JAKARTA - Kementerian Pekerjaan Umum (PU) menyadari jika proyek-proyek Infrastruktur yang digarapnya mengakibatkan perubahan kondisi alam dalam daur hidupnya. Oleh karena itu Kementerian PU terus berupaya mencari inovasi untuk mengurangi dampak tersebut.
Kepala BP Konstruksi Hediyanto W Husaini mengatakan, salah satu upaya tersebut adalah penerapan konsep konstruksi berkelanjutan atau lebih dikenal dengan istilah green construction.
"Konsep ini diyakini mampu mereduksi terjadinya kerusakan lingkungan yang diakibatkan oleh berbagai aktivitas pembangunan yang dilakukan untuk memenuhi kebutuhan hidup masyarakat Indonesia," kata dia dilansir dari laman Setkab, Rabu (12/3/2014).

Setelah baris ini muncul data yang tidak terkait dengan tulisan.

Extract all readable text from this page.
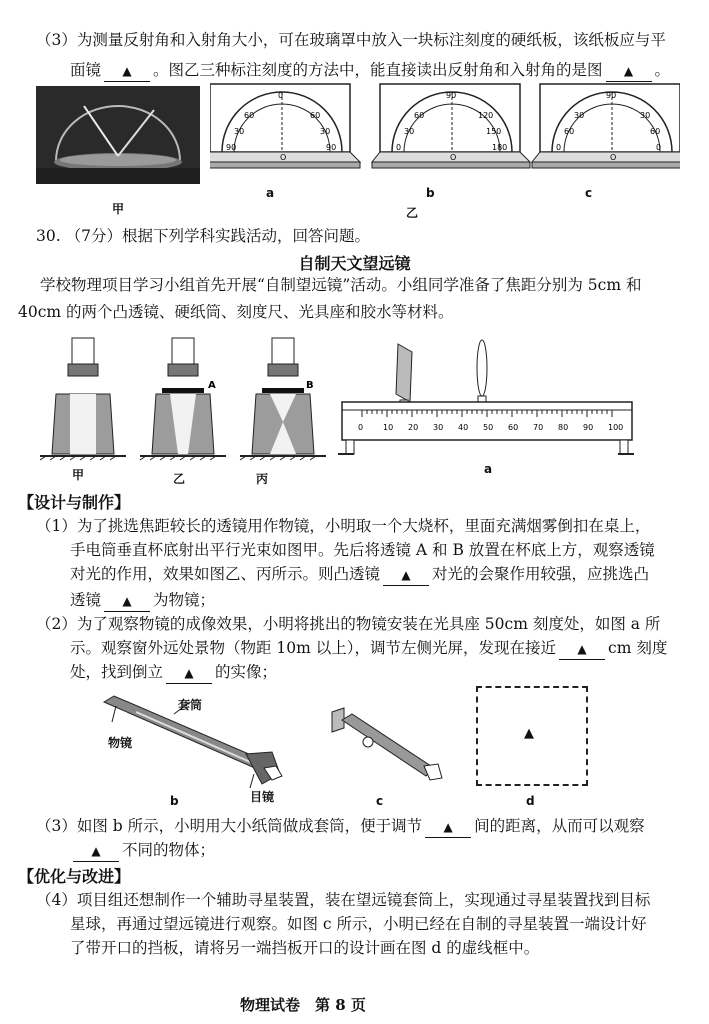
（3）为测量反射角和入射角大小，可在玻璃罩中放入一块标注刻度的硬纸板，该纸板应与平
面镜 ▲ 。图乙三种标注刻度的方法中，能直接读出反射角和入射角的是图 ▲ 。
甲
0
60	60
30	30
90	90
O
90
60	120
30	150
0	180
O
90
30	30
60	60
0	0
O
a	b	c
乙
30. （7分）根据下列学科实践活动，回答问题。
自制天文望远镜
学校物理项目学习小组首先开展“自制望远镜”活动。小组同学准备了焦距分别为 5cm 和
40cm 的两个凸透镜、硬纸筒、刻度尺、光具座和胶水等材料。
A	B
甲	乙	丙
0 10 20 30 40 50 60 70 80 90 100
a
【设计与制作】
（1）为了挑选焦距较长的透镜用作物镜，小明取一个大烧杯，里面充满烟雾倒扣在桌上，
手电筒垂直杯底射出平行光束如图甲。先后将透镜 A 和 B 放置在杯底上方，观察透镜
对光的作用，效果如图乙、丙所示。则凸透镜 ▲ 对光的会聚作用较强，应挑选凸
透镜 ▲ 为物镜；
（2）为了观察物镜的成像效果，小明将挑出的物镜安装在光具座 50cm 刻度处，如图 a 所
示。观察窗外远处景物（物距 10m 以上），调节左侧光屏，发现在接近 ▲ cm 刻度
处，找到倒立 ▲ 的实像；
套筒
物镜
目镜
b	c
▲
d
（3）如图 b 所示，小明用大小纸筒做成套筒，便于调节 ▲ 间的距离，从而可以观察
▲ 不同的物体；
【优化与改进】
（4）项目组还想制作一个辅助寻星装置，装在望远镜套筒上，实现通过寻星装置找到目标
星球，再通过望远镜进行观察。如图 c 所示，小明已经在自制的寻星装置一端设计好
了带开口的挡板，请将另一端挡板开口的设计画在图 d 的虚线框中。
物理试卷　第 8 页
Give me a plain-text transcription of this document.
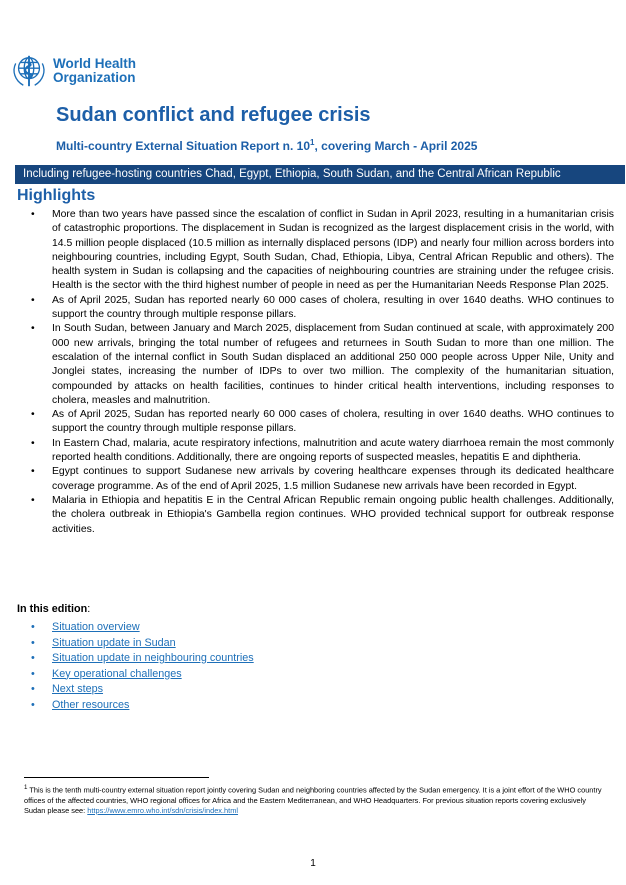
World Health
Organization
Sudan conflict and refugee crisis
Multi-country External Situation Report n. $10^1$, covering March - April 2025
Including refugee-hosting countries Chad, Egypt, Ethiopia, South Sudan, and the Central African Republic
Highlights
• More than two years have passed since the escalation of conflict in Sudan in April 2023, resulting in a humanitarian crisis of catastrophic proportions. The displacement in Sudan is recognized as the largest displacement crisis in the world, with 14.5 million people displaced (10.5 million as internally displaced persons (IDP) and nearly four million across borders into neighbouring countries, including Egypt, South Sudan, Chad, Ethiopia, Libya, Central African Republic and others). The health system in Sudan is collapsing and the capacities of neighbouring countries are straining under the refugee crisis. Health is the sector with the third highest number of people in need as per the Humanitarian Needs Response Plan 2025.
• As of April 2025, Sudan has reported nearly 60 000 cases of cholera, resulting in over 1640 deaths. WHO continues to support the country through multiple response pillars.
• In South Sudan, between January and March 2025, displacement from Sudan continued at scale, with approximately 200 000 new arrivals, bringing the total number of refugees and returnees in South Sudan to more than one million. The escalation of the internal conflict in South Sudan displaced an additional 250 000 people across Upper Nile, Unity and Jonglei states, increasing the number of IDPs to over two million. The complexity of the humanitarian situation, compounded by attacks on health facilities, continues to hinder critical health interventions, including responses to cholera, measles and malnutrition.
• As of April 2025, Sudan has reported nearly 60 000 cases of cholera, resulting in over 1640 deaths. WHO continues to support the country through multiple response pillars.
• In Eastern Chad, malaria, acute respiratory infections, malnutrition and acute watery diarrhoea remain the most commonly reported health conditions. Additionally, there are ongoing reports of suspected measles, hepatitis E and diphtheria.
• Egypt continues to support Sudanese new arrivals by covering healthcare expenses through its dedicated healthcare coverage programme. As of the end of April 2025, 1.5 million Sudanese new arrivals have been recorded in Egypt.
• Malaria in Ethiopia and hepatitis E in the Central African Republic remain ongoing public health challenges. Additionally, the cholera outbreak in Ethiopia's Gambella region continues. WHO provided technical support for outbreak response activities.
In this edition:
• Situation overview
• Situation update in Sudan
• Situation update in neighbouring countries
• Key operational challenges
• Next steps
• Other resources
$^1$ This is the tenth multi-country external situation report jointly covering Sudan and neighboring countries affected by the Sudan emergency. It is a joint effort of the WHO country offices of the affected countries, WHO regional offices for Africa and the Eastern Mediterranean, and WHO Headquarters. For previous situation reports covering exclusively Sudan please see: https://www.emro.who.int/sdn/crisis/index.html
1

Dia melanjutkan, green construction dinilai memang lebih mahal 15 persen jika dibandingkan dengan pembangunan konvensional.
"Hal ini diakibatkan karena kita terbiasa mengukur biaya pembangunan infrastruktur untuk periode yang relatif pendek dan tidak memperhitungkan biaya berdasarkan siklus hidup yang memberikan persepektif jangka panjang,” jelas Hediyanto.